Nel dialetto napoletano è ancora vivo e utilizzato il termine “mastuggiorgio” per indicare una persona sicura di sé, in grado di gestire la situazione o che quantomeno si ritiene capace di farlo, ma non molti sanno che questa colorita parola, tipica del nostro paese, deriva in realtà da un antico mestiere.
Chi era, dunque, ‘O mastuggiorgio? Era un infermiere che lavorava nelle cossidette “pazzarie“, ovvero nei manicomi, a cui era affidato un ruolo particolare: il suo compito era quello di accompagnare lo psichiatra (‘o miereche de’ Pazze) durante le visite ai pazienti per intervenire prontamente qualora ci fosse stato il bisogno di puniore o mettere la camicia di forza a quest’ultimi.
Anticamente questo particolare infermiere aveva anche un altro nome, il castigamatti o castigatore (nome più che adatto a rappresentare il suo lavoro), ma intorno al Seicento, probabilmente, nacque l’espressione che ora conosciamo dal nome di un famoso medico del tempo che si chiamava Mastro Giorgio Cattaneo.

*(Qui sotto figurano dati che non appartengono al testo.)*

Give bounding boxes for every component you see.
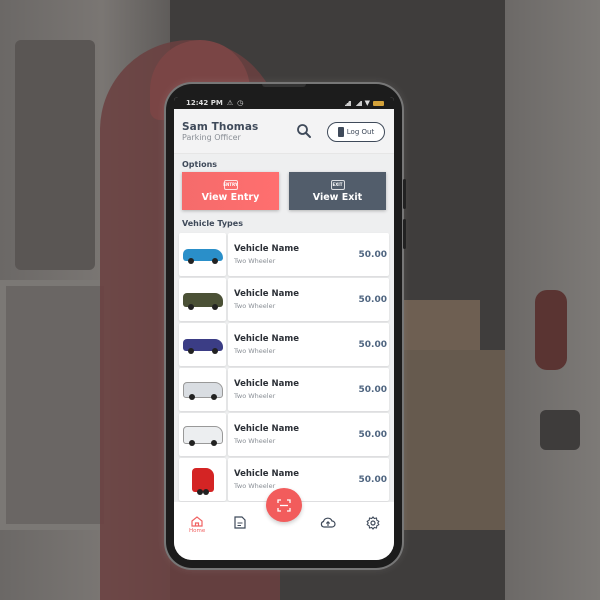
truck-image [182,425,223,446]
vehicle-name: Vehicle Name [234,334,299,344]
home-icon [191,516,203,527]
signal-icon [342,100,351,106]
user-name: Sam Thomas [182,120,259,133]
bus-image [182,381,223,400]
user-role: Parking Officer [182,132,241,142]
exit-gate-icon: EXIT [330,179,345,190]
vehicle-name: Vehicle Name [234,424,299,434]
logout-label: Log Out [346,128,375,136]
nav-documents[interactable] [234,516,246,529]
vehicle-row[interactable]: Vehicle Name Two Wheeler 50.00 [179,368,389,411]
user-info: Sam Thomas Parking Officer [182,121,258,142]
search-button[interactable] [296,123,312,139]
vehicle-row[interactable]: Vehicle Name Two Wheeler 50.00 [179,233,389,276]
view-entry-button[interactable]: ENTRY View Entry [182,172,279,210]
nav-home[interactable]: Home [189,516,205,534]
logout-button[interactable]: Log Out [327,122,385,142]
status-bar: 12:42 PM ⚠ ◷ ▼ [174,97,394,109]
vehicle-price: 50.00 [358,384,387,395]
vehicle-price: 50.00 [358,474,387,485]
status-time: 12:42 PM [186,99,223,107]
mute-icon: ⚠ [226,99,234,107]
search-icon [297,124,311,138]
vehicle-price: 50.00 [358,249,387,260]
app-header: Sam Thomas Parking Officer Log Out [174,109,394,154]
logout-icon [337,127,344,137]
nav-settings[interactable] [366,516,380,530]
jeep-image [182,292,223,310]
vehicle-row[interactable]: Vehicle Name Two Wheeler 50.00 [179,278,389,321]
vehicle-type: Two Wheeler [234,302,276,310]
scan-icon [277,498,291,512]
cloud-upload-icon [320,517,336,528]
options-heading: Options [182,160,218,169]
entry-gate-icon: ENTRY [223,179,238,190]
car-image [182,248,223,264]
vehicle-name: Vehicle Name [234,244,299,254]
scan-button[interactable] [266,488,302,522]
signal-icon [353,100,362,106]
cardboard-box [395,350,505,530]
vehicle-list: Vehicle Name Two Wheeler 50.00 Vehicle Nam… [174,233,394,501]
volume-button [403,179,406,209]
vehicle-price: 50.00 [358,294,387,305]
phone-speaker [262,84,306,87]
nav-home-label: Home [189,528,206,534]
tuk-tuk-image [191,467,214,495]
vehicle-name: Vehicle Name [234,469,299,479]
vehicle-type: Two Wheeler [234,347,276,355]
power-button [403,219,406,249]
cardboard-box [400,300,480,350]
wifi-icon: ▼ [364,99,370,107]
vehicle-row[interactable]: Vehicle Name Two Wheeler 50.00 [179,323,389,366]
vehicle-price: 50.00 [358,339,387,350]
bottom-nav: Home [174,488,394,560]
phone-frame: 12:42 PM ⚠ ◷ ▼ Sam Thomas Parking Office… [166,84,406,568]
view-exit-button[interactable]: EXIT View Exit [289,172,386,210]
options-group: ENTRY View Entry EXIT View Exit [174,172,394,210]
document-icon [234,516,246,529]
vehicle-name: Vehicle Name [234,289,299,299]
van-door-panel [0,280,110,530]
van-tail-light [535,290,567,370]
view-entry-label: View Entry [201,191,260,203]
vehicle-price: 50.00 [358,429,387,440]
gear-icon [366,516,380,530]
vehicle-name: Vehicle Name [234,379,299,389]
van-door-panel [15,40,95,270]
vehicle-row[interactable]: Vehicle Name Two Wheeler 50.00 [179,413,389,456]
battery-icon [373,100,384,106]
van-door-handle [540,410,580,450]
vehicle-type: Two Wheeler [234,437,276,445]
alarm-icon: ◷ [237,99,244,107]
vehicle-types-heading: Vehicle Types [182,219,243,228]
vehicle-type: Two Wheeler [234,392,276,400]
view-exit-label: View Exit [312,191,363,203]
app-screen: 12:42 PM ⚠ ◷ ▼ Sam Thomas Parking Office… [174,97,394,560]
nav-upload[interactable] [320,516,336,529]
cargo-trike-image [182,338,223,354]
vehicle-type: Two Wheeler [234,257,276,265]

Mastro Giorgio Cattaneo lavorò nell’ospedale degli Incurabili a Napoli e teorizzò che i mali psichici risiedessero nelle meningi cerebrali e da lì si diffondessero in tutto il corpo. Secondo Mastro Giorgio le reazioni anormali erano causate da un eccesso di forza e dalla debolezza dei nervi, basandosi su questa teoria, mise in pratica diverse cure per i pazienti: ad alcuni faceva girare una ruota per prendere acqua da un pozzo (da cui deriva oggi anche l’espressione “deve andare a la rota” per chi sembra comportarsi da pazzo), per altri prescrisse un’alimentazione interamente a base di uova (da cui poi è nata l’idea sbagliata che le cento uova fossero date in premio a chi trasportava i pazzi al manicomio), mentre per i “pazzi furiosi” il metodo utilizzato era quello delle frustate e dell’immobilizzazione.
Un’altra ipotesi dell’origine del termine è quella che lo vedrebbe nascere dal greco “Mastigophoros” che era colui che usava la frusta per placare o punire i più agitati, il fustigatore.